Praktikum sollte ja an sich immer nur etwas Vorübergehendes sein. Der Missbrauch von Praktikanten als gleichwertige Arbeitskraft hat sich im Laufe der letzten Jahrzehnte verstärkt. Als die Unternehmen klagten, dass der Mindestlohn sie in Zugzwang bringe, da hatten sie indirekt zugegeben, dass sie ihr Geschäftsmodell auf Praktikantenstellen bauten. Das war eine Zweckentfremdung des Praktikumsgedankens. Man hat es als Normalität angesehen, dass Praktikanten viel, ausdauernd und billig arbeiten. Wenn sich solche Stellen jetzt aufgrund des Mindestlohnes zeitlich verkürzen, dann ist das nicht ein Missstand und auch nicht ein Nebeneffekt, den man so nicht gewollt hatte, sondern die Normalisierung einer Einrichtung, die missbräuchlich ausgenutzt wurde, um die Personalkosten zu drücken. Für manchen Praktikanten kann das natürlich ärgerlich sein. Aber man kann es eben nicht jedem recht machen.

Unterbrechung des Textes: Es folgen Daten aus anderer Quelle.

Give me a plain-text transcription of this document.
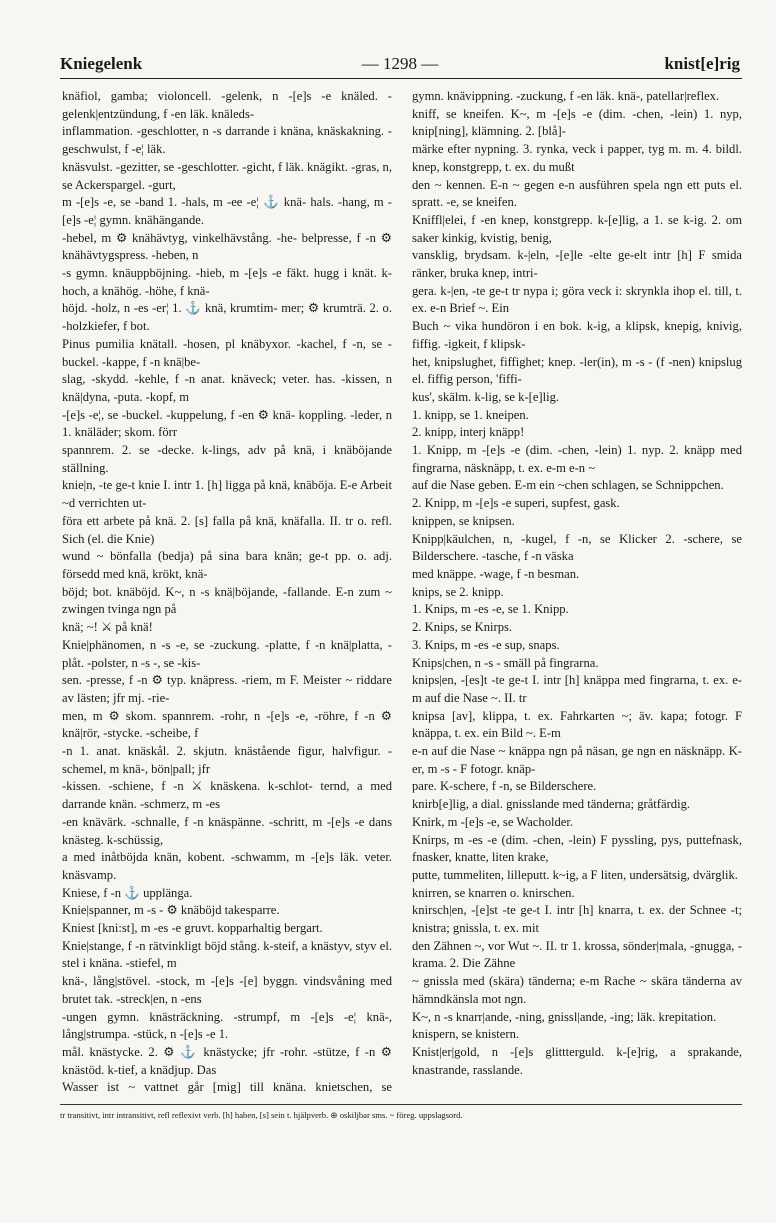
— 1298 —
Kniegelenk	knist[e]rig
knäfiol, gamba; violoncell. -gelenk, n -[e]s -e knäled. -gelenk|entzündung, f -en läk. knäleds-
inflammation. -geschlotter, n -s darrande i knäna, knäskakning. -geschwulst, f -e¦ läk.
knäsvulst. -gezitter, se -geschlotter. -gicht, f läk. knägikt. -gras, n, se Ackerspargel. -gurt,
m -[e]s -e, se -band 1. -hals, m -ee -e¦ ⚓ knä- hals. -hang, m -[e]s -e¦ gymn. knähängande.
-hebel, m ⚙ knähävtyg, vinkelhävstång. -he- belpresse, f -n ⚙ knähävtygspress. -heben, n
-s gymn. knäuppböjning. -hieb, m -[e]s -e fäkt. hugg i knät. k-hoch, a knähög. -höhe, f knä-
höjd. -holz, n -es -er¦ 1. ⚓ knä, krumtim- mer; ⚙ krumträ. 2. o. -holzkiefer, f bot.
Pinus pumilia knätall. -hosen, pl knäbyxor. -kachel, f -n, se -buckel. -kappe, f -n knä|be-
slag, -skydd. -kehle, f -n anat. knäveck; veter. has. -kissen, n knä|dyna, -puta. -kopf, m
-[e]s -e¦, se -buckel. -kuppelung, f -en ⚙ knä- koppling. -leder, n 1. knäläder; skom. förr
spannrem. 2. se -decke. k-lings, adv på knä, i knäböjande ställning.
knie|n, -te ge-t knie I. intr 1. [h] ligga på knä, knäböja. E-e Arbeit ~d verrichten ut-
föra ett arbete på knä. 2. [s] falla på knä, knäfalla. II. tr o. refl. Sich (el. die Knie)
wund ~ bönfalla (bedja) på sina bara knän; ge-t pp. o. adj. försedd med knä, krökt, knä-
böjd; bot. knäböjd. K~, n -s knä|böjande, -fallande. E-n zum ~ zwingen tvinga ngn på
knä; ~! ⚔ på knä!
Knie|phänomen, n -s -e, se -zuckung. -platte, f -n knä|platta, -plåt. -polster, n -s -, se -kis-
sen. -presse, f -n ⚙ typ. knäpress. -riem, m F. Meister ~ riddare av lästen; jfr mj. -rie-
men, m ⚙ skom. spannrem. -rohr, n -[e]s -e, -röhre, f -n ⚙ knä|rör, -stycke. -scheibe, f
-n 1. anat. knäskål. 2. skjutn. knästående figur, halvfigur. -schemel, m knä-, bön|pall; jfr
-kissen. -schiene, f -n ⚔ knäskena. k-schlot- ternd, a med darrande knän. -schmerz, m -es
-en knävärk. -schnalle, f -n knäspänne. -schritt, m -[e]s -e dans knästeg. k-schüssig,
a med inåtböjda knän, kobent. -schwamm, m -[e]s läk. veter. knäsvamp.
Kniese, f -n ⚓ upplänga.
Knie|spanner, m -s - ⚙ knäböjd takesparre.
Kniest [kni:st], m -es -e gruvt. kopparhaltig bergart.
Knie|stange, f -n rätvinkligt böjd stång. k-steif, a knästyv, styv el. stel i knäna. -stiefel, m
knä-, lång|stövel. -stock, m -[e]s -[e] byggn. vindsvåning med brutet tak. -streck|en, n -ens
-ungen gymn. knästräckning. -strumpf, m -[e]s -e¦ knä-, lång|strumpa. -stück, n -[e]s -e 1.
mål. knästycke. 2. ⚙ ⚓ knästycke; jfr -rohr. -stütze, f -n ⚙ knästöd. k-tief, a knädjup. Das
Wasser ist ~ vattnet går [mig] till knäna. knietschen, se
gymn. knävippning. -zuckung, f -en läk. knä-, patellar|reflex.
kniff, se kneifen. K~, m -[e]s -e (dim. -chen, -lein) 1. nyp, knip[ning], klämning. 2. [blå]-
märke efter nypning. 3. rynka, veck i papper, tyg m. m. 4. bildl. knep, konstgrepp, t. ex. du mußt
den ~ kennen. E-n ~ gegen e-n ausführen spela ngn ett puts el. spratt. -e, se kneifen.
Kniffl|elei, f -en knep, konstgrepp. k-[e]lig, a 1. se k-ig. 2. om saker kinkig, kvistig, benig,
vansklig, brydsam. k-|eln, -[e]le -elte ge-elt intr [h] F smida ränker, bruka knep, intri-
gera. k-|en, -te ge-t tr nypa i; göra veck i: skrynkla ihop el. till, t. ex. e-n Brief ~. Ein
Buch ~ vika hundöron i en bok. k-ig, a klipsk, knepig, knivig, fiffig. -igkeit, f klipsk-
het, knipslughet, fiffighet; knep. -ler(in), m -s - (f -nen) knipslug el. fiffig person, 'fiffi-
kus', skälm. k-lig, se k-[e]lig.
1. knipp, se 1. kneipen.
2. knipp, interj knäpp!
1. Knipp, m -[e]s -e (dim. -chen, -lein) 1. nyp. 2. knäpp med fingrarna, näsknäpp, t. ex. e-m e-n ~
auf die Nase geben. E-m ein ~chen schlagen, se Schnippchen.
2. Knipp, m -[e]s -e superi, supfest, gask.
knippen, se knipsen.
Knipp|käulchen, n, -kugel, f -n, se Klicker 2. -schere, se Bilderschere. -tasche, f -n väska
med knäppe. -wage, f -n besman.
knips, se 2. knipp.
1. Knips, m -es -e, se 1. Knipp.
2. Knips, se Knirps.
3. Knips, m -es -e sup, snaps.
Knips|chen, n -s - smäll på fingrarna.
knips|en, -[es]t -te ge-t I. intr [h] knäppa med fingrarna, t. ex. e-m auf die Nase ~. II. tr
knipsa [av], klippa, t. ex. Fahrkarten ~; äv. kapa; fotogr. F knäppa, t. ex. ein Bild ~. E-m
e-n auf die Nase ~ knäppa ngn på näsan, ge ngn en näsknäpp. K-er, m -s - F fotogr. knäp-
pare. K-schere, f -n, se Bilderschere.
knirb[e]lig, a dial. gnisslande med tänderna; gråtfärdig.
Knirk, m -[e]s -e, se Wacholder.
Knirps, m -es -e (dim. -chen, -lein) F pyssling, pys, puttefnask, fnasker, knatte, liten krake,
putte, tummeliten, lilleputt. k~ig, a F liten, undersätsig, dvärglik.
knirren, se knarren o. knirschen.
knirsch|en, -[e]st -te ge-t I. intr [h] knarra, t. ex. der Schnee -t; knistra; gnissla, t. ex. mit
den Zähnen ~, vor Wut ~. II. tr 1. krossa, sönder|mala, -gnugga, -krama. 2. Die Zähne
~ gnissla med (skära) tänderna; e-m Rache ~ skära tänderna av hämndkänsla mot ngn.
K~, n -s knarr|ande, -ning, gnissl|ande, -ing; läk. krepitation.
knispern, se knistern.
Knist|er|gold, n -[e]s glittterguld. k-[e]rig, a sprakande, knastrande, rasslande.
tr transitivt, intr intransitivt, refl reflexivt verb. [h] haben, [s] sein t. hjälpverb. ⊕ oskiljbar sms. ~ föreg. uppslagsord.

Dass die »Frankfurter Allgemeine« mit den Praktikanten auf Anti-Mindestlohn-Kurs geht, zeigt eigentlich noch etwas ganz anderes, was in diesem Lande faul ist. Wer aus dem Studium kommt, sich zunächst eine Praktikumsstelle sucht und dabei kundtut, dass ihm die Bezahlung weniger interessiert, muss finanziell ausgestattet sein. Das heißt also ferner, dass Studenten in den meisten Fällen aus Familien kommen, die es sich leisten können, ein Studium zu finanzieren. Arme Studenten müssen entweder gleich loslegen und etwas verdienen, schon alleine, um ihren Studienkredit abbezahlen zu können, oder sie müssten großes Interesse daran haben, dass auch Praktika besser bezahlt würden. Wer aber Praktikant wird ohne finanzielle Ansprüche, den quälen eher keine Geld- oder gar Existenzsorgen. Diese »ehrenamtlichen Praktikanten« sind nur ein Beleg dafür, dass in Deutschland vor allem Reichtum studiert und es an Schichtendurchlässigkeit mangelt. Wir haben es also mit einer Gruppe zu tun, die den Mindestlohn gar nicht benötigt, weil man sich familiär bedingt niemals in Achtfuffzig-Sphären bewegen müsste. Es geht ihnen mit dem Mindestlohn doch nur so schlecht, weil es ihnen schon vor dem Mindestlohn ganz gut ging.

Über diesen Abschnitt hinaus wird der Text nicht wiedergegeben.